Pas d’innovation majeure dans les motifs
Examinons maintenant ce que change cette nouvelle rédaction. Première observation : les premières lignes ne bougent pas. Le licenciement économique doit toujours ne pas être « inhérent à la personne du salarié », contrairement au licenciement disciplinaire par exemple. Deuxième remarque : les motifs du licenciement visés par la loi sont les difficultés économiques et les mutations technologiques, comme auparavant, auxquels s’ajoutent désormais la réorganisation de l’entreprise pour la sauvegarde de sa compétitivité et la cessation d’activité. La loi ne fait ici que reprendre deux motifs déjà reconnus par les juges. En pratique, cela ne change rien, sauf peut être à donner une meilleure lisibilité aux employeurs et aux salariés des règles applicables en matière de licenciement économique. Notons du reste que les mots de « sauvegarde de compétitivité » ne paraissent toujours pas de nature à justifier des licenciements économiques qui ne seraient fondés que sur la recherche d’une simple « amélioration de la compétitivité ».

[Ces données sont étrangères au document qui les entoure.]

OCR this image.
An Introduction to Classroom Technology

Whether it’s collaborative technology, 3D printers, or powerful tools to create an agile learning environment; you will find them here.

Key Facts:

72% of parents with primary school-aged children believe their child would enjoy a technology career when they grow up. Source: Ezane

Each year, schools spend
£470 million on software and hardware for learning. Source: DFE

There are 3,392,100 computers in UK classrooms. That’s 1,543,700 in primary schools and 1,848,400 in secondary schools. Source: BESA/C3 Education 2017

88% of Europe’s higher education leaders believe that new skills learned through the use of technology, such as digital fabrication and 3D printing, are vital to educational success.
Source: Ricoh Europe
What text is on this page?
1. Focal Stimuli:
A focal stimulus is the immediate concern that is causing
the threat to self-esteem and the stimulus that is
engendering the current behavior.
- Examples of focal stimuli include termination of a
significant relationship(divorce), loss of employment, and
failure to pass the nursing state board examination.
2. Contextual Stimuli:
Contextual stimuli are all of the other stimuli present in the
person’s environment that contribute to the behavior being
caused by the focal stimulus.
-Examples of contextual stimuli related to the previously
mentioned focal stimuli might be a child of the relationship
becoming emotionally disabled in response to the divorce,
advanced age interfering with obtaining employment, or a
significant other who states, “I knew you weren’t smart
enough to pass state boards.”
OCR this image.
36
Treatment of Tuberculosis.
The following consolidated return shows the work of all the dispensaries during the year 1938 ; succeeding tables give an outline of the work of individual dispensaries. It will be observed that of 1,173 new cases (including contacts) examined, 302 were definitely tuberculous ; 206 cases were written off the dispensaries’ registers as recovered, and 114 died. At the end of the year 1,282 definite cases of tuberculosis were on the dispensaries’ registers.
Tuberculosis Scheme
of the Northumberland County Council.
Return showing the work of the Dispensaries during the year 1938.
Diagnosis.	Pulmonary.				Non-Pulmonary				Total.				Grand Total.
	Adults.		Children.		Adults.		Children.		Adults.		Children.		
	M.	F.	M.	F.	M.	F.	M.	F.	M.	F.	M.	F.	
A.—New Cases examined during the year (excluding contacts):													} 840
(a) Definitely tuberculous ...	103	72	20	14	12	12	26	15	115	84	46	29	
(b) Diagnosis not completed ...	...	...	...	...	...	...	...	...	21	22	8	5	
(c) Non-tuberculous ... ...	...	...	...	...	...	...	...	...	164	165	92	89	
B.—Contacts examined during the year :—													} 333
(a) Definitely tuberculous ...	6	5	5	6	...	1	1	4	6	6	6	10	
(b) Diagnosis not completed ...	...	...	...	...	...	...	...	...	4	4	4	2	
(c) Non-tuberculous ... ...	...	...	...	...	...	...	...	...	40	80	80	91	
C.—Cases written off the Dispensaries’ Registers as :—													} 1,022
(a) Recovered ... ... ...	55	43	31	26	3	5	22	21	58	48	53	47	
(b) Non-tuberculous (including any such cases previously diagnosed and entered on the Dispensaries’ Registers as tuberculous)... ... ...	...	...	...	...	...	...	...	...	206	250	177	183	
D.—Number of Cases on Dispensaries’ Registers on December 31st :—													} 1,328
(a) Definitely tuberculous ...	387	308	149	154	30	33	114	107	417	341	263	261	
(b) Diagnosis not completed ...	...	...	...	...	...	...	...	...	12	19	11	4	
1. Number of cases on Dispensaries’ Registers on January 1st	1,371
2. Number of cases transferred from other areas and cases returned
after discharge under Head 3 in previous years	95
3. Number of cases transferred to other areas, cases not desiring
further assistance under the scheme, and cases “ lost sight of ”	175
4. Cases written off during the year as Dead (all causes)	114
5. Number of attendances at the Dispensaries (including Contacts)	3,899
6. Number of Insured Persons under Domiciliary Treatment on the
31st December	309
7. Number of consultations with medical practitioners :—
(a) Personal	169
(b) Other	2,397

Des critères destinés à objectiver le motif du licenciement économique
Cette définition maintient le mot « notamment » dans le premier alinéa. Cet adverbe, d’apparence anodin, permet au juge une certaine souplesse dans l’interprétation de la loi. Autrement dit, un juge pourra retenir d’autres critères que ceux indiqués dans la loi pour juger qu’une entreprise connaît des difficultés économiques justifiant des licenciements. Mais, à l’inverse, un juge pourra-t-il décider qu’une entreprise n’est pas en difficulté bien qu’elle remplisse une des conditions (baisse des commandes, par exemple) posées par la loi ? Cela semble très peu probable. Mais il faudra suivre, à cet égard, la jurisprudence. L’idée du gouvernement est en effet de « sécuriser » les licenciements économiques en donnant une définition objective des difficultés, de façon à limiter le pouvoir d’appréciation du juge.
Les critères et durées retenus pour caractériser les difficultés
Cette définition de critères objectifs caractérisant les difficultés économiques constitue d’ailleurs la grande nouveauté de cette réécriture. Tous les critères mentionnés (baisse des commandes, pertes d’exploitation, etc.) sont censés démontrer l’existence de difficultés économiques dès lors que leur évolution est « significative ». Mais cette « évolution significative » est laissée à l’appréciation des juges s’agissant :
- des pertes d’exploitation ;
- de la dégradation de la trésorerie ;
- de l’excédent brut d’exploitation ;
- de toute autre élément de nature à justifier ces difficultés.
En revanche, concernant les commandes ou le chiffre d’affaires, la loi précise que leur baisse est significative dès lors qu’elle représente une certaine durée. Cette durée, qu’il faut comparer par rapport à la même période de l’année précédente, dépend de l’effectif de la société. Les niveaux d’appréciation fixés par la loi sont les suivants :
- 1 trimestre ou 3 mois consécutifs de baisse des commandes ou du chiffre d’affaires pour les TPE (moins de 11 salariés);
- 2 trimestres ou 6 mois consécutifs de baisse des commandes ou du chiffre d’affaires pour les sociétés de 11 à 49 salariés ;
- 3 trimestres ou 9 mois consécutifs de baisse des commandes ou du chiffre d’affaires de 50 à 299 salariés ;
- 4 trimestres ou 12 mois consécutifs de baisse des commandes ou du chiffre d’affaires à partir de 300 salariés.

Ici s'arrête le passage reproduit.